Median age was 82 years (men: n=223 [87%]; variant: n=19 [7.4%]); 129 (50.3%) patients received disease modifiers. Those ≥85 years had significantly lower odds of receiving disease-modifying therapy even after adjusting for disability, frailty, and cumulative deficits. Over 1.9 (interquartile range, 1.0-2.3) years, 45 (17.6%) patients died. After adjustment for National Amyloidosis Centre stage, diuretics and disease modifiers, CGA domains of disability, malnutrition, Short Physical Performance Battery, frailty, and number of deficits, but not age, were significantly associated with mortality. Assessment of CGA domains improved National Amyloidosis Centre prognostic accuracy.

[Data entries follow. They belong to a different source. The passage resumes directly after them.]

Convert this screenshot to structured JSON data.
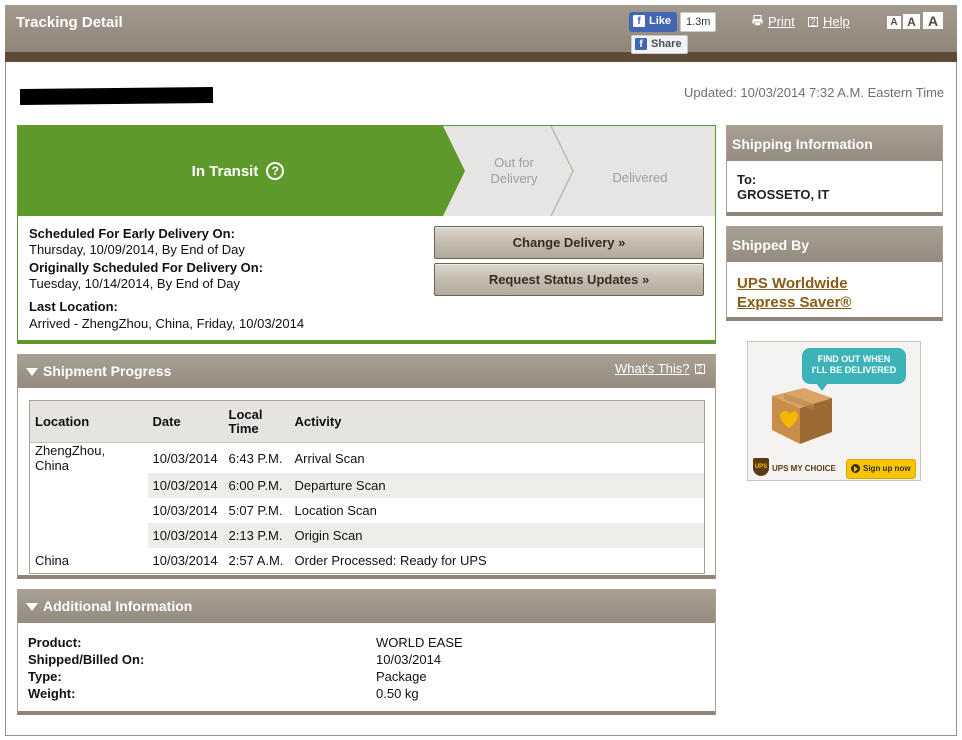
{
  "header": {
    "title": "Tracking Detail",
    "fb_like_label": "Like",
    "fb_like_count": "1.3m",
    "fb_share_label": "Share",
    "print_label": "Print",
    "help_label": "Help",
    "font_size_labels": [
      "A",
      "A",
      "A"
    ]
  },
  "updated": "Updated: 10/03/2014 7:32 A.M. Eastern Time",
  "status": {
    "steps": [
      {
        "label": "In Transit",
        "state": "active"
      },
      {
        "label_line1": "Out for",
        "label_line2": "Delivery",
        "state": "pending"
      },
      {
        "label": "Delivered",
        "state": "pending"
      }
    ],
    "help_icon": "?",
    "scheduled_early_label": "Scheduled For Early Delivery On:",
    "scheduled_early_value": "Thursday, 10/09/2014, By End of Day",
    "originally_scheduled_label": "Originally Scheduled For Delivery On:",
    "originally_scheduled_value": "Tuesday, 10/14/2014, By End of Day",
    "last_location_label": "Last Location:",
    "last_location_value": "Arrived - ZhengZhou, China, Friday, 10/03/2014",
    "change_delivery_label": "Change Delivery »",
    "request_updates_label": "Request Status Updates »"
  },
  "shipment_progress": {
    "title": "Shipment Progress",
    "whats_this_label": "What's This?",
    "columns": [
      "Location",
      "Date",
      "Local Time",
      "Activity"
    ],
    "rows": [
      {
        "location": "ZhengZhou, China",
        "date": "10/03/2014",
        "time": "6:43 P.M.",
        "activity": "Arrival Scan"
      },
      {
        "location": "",
        "date": "10/03/2014",
        "time": "6:00 P.M.",
        "activity": "Departure Scan"
      },
      {
        "location": "",
        "date": "10/03/2014",
        "time": "5:07 P.M.",
        "activity": "Location Scan"
      },
      {
        "location": "",
        "date": "10/03/2014",
        "time": "2:13 P.M.",
        "activity": "Origin Scan"
      },
      {
        "location": "China",
        "date": "10/03/2014",
        "time": "2:57 A.M.",
        "activity": "Order Processed: Ready for UPS"
      }
    ]
  },
  "additional_info": {
    "title": "Additional Information",
    "product_label": "Product:",
    "product_value": "WORLD EASE",
    "shipped_label": "Shipped/Billed On:",
    "shipped_value": "10/03/2014",
    "type_label": "Type:",
    "type_value": "Package",
    "weight_label": "Weight:",
    "weight_value": "0.50 kg"
  },
  "shipping_information": {
    "title": "Shipping Information",
    "to_label": "To:",
    "to_value": "GROSSETO, IT"
  },
  "shipped_by": {
    "title": "Shipped By",
    "carrier_line1": "UPS Worldwide",
    "carrier_line2": "Express Saver®"
  },
  "ad": {
    "bubble_line1": "FIND OUT WHEN",
    "bubble_line2": "I'LL BE DELIVERED",
    "logo_text": "UPS",
    "brand": "UPS MY CHOICE",
    "cta": "Sign up now"
  },
  "colors": {
    "header_brown": "#958b7e",
    "dark_brown": "#5c4a37",
    "active_green": "#5e9a2b",
    "link_brown": "#8a5a16"
  }
}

In a national prospective cohort of patients with transthyretin cardiac amyloidosis, older age was associated with lower prescription of disease modifiers, even among individuals with a low burden of geriatric syndromes. However, when adjusted for geriatric domains, age was not associated with survival, indicating potential ageism. Because some geriatric syndromes may be modifiable, a CGA could enhance risk stratification, reduce age-related bias, and improve outcomes.
老年人(通常为八旬老人)中甲状腺转运蛋白型心脏淀粉样变的患病率正在上升。我们旨在确定年龄和老年综合征是否会对甲状腺转运蛋白型心脏淀粉样变的管理及预后产生影响,并评估年龄歧视的风险。
在一项前瞻性多中心队列研究中,256例于2021年3月至2024年3月被诊断为甲状腺转运蛋白型心脏淀粉样变的患者接受了全面老年评估(CGA)。该研究评估了不同疾病阶段(国家淀粉样变中心分期)CGA的患病率及临床相关性。关键的CGA领域包括残疾、营养不良、抑郁、衰弱、简短体能测试以及累积缺陷(单个CGA项目的总和)。分析了这些指标与疾病修饰治疗及全因死亡率的关联。
中位年龄为82岁(男性:n = 223 [87%];变异型:n = 19 [7.4%]);129例(50.3%)患者接受了疾病修饰治疗。即便在对残疾、衰弱和累积缺陷进行校正后,年龄≥85岁的患者接受疾病修饰治疗的几率仍显著较低。在1.9(四分位间距,1.0 - 2.3)年的时间里,45例(17.6%)患者死亡。在对国家淀粉样变中心分期、利尿剂和疾病修饰治疗进行校正后,残疾、营养不良、简短体能测试、衰弱和缺陷数量等CGA领域,但不包括年龄,与死亡率显著相关。对CGA领域的评估提高了国家淀粉样变中心的预后准确性。
在一项全国性的甲状腺转运蛋白型心脏淀粉样变患者前瞻性队列研究中,即便在老年综合征负担较低的个体中,年龄较大也与疾病修饰治疗的处方率较低相关。然而,在对老年领域进行校正后,年龄与生存率无关,这表明存在潜在的年龄歧视。由于一些老年综合征可能是可改变的,CGA可加强风险分层,减少与年龄相关的偏倚,并改善预后。